Buckyballs: dalla cenere alla superconduttività

buckyballs.jpgLe buckyballs (già conosciute come molecole di carbonio-60) sono molecole cave composte da 60 atomi di carbonio strutturate come un pallone da calcio e unite da legami chimici semplici e doppi. In questo documento si esplorano alcune proprietà interessanti delle buckyballs.

A causa della sua struttura tutta di carbonio e alla sua straordinaria stabilità chimica, il carbonio-60 è stato spesso considerato come la terza forma più importante di carbonio puro, dopo il diamante e la grafite.

L e Buckyballs prendono il loro nome dall’americano R. Buckminster Fuller architetto, inventore, predicatore, che progettò una cupola geodesica di forma simile. Infatti il nome ufficiale delle buckyballs è buckminsterfullerenes. 

Prima della scoperta delle buckyballs, le uniche forme conosciute di carbonio puro erano la grafite ed il diamante, ambedue materiali cristallini. Di contro, i materiali formati dalle buckyballs sono solidi molecolari, e ciò significa che consistono di molecole fullerene singole e autocontenute, che non sono legate chimicamente l’una all’altra. buckyballs2.jpg

Questa figura illustra come le buckyballs siano ammassate a traliccio. Noterete che le palle sono disposte in una struttura tipo FCC, disposizione presente nell’aggregazione di atomi singoli in un cristallo.
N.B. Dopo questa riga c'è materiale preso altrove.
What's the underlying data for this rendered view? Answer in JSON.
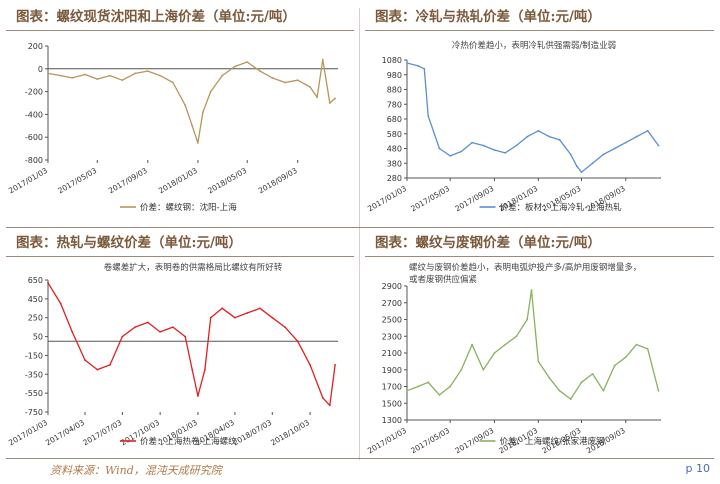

Le Buckyballs sono normalmente ottenute provocando una scarica elettrica tra due elettrodi di grafite con un apparecchio simile ad un saldatore ad arco, che avrete probabilmente visto molte volte nei cantieri edili. Il calore generato nei punti di contatto tra gli elettrodi fa evaporare il carbonio e forma della cenere, buckyballs, e altri composti del carbonio. Le buckyballs vengono poi estratte dalla cenere attraverso tecniche di separazione chimica sofisticate.

Poiché i cristalli fullerene consistono di buckyballs, che interagiscono debolmente, le proprietà di questi solidi dipendono sostanzialmente dalla struttura e dalle proprietà delle singole molecole di buckyballs. Studiare queste molecole è, pertanto, importantissimo per capire le proprietà degli svariati materiali utili che possono essere generati dal carbonio-60. In questo lavoro, esploreremo alcune delle proprietà interessanti delle molecole buckyballs.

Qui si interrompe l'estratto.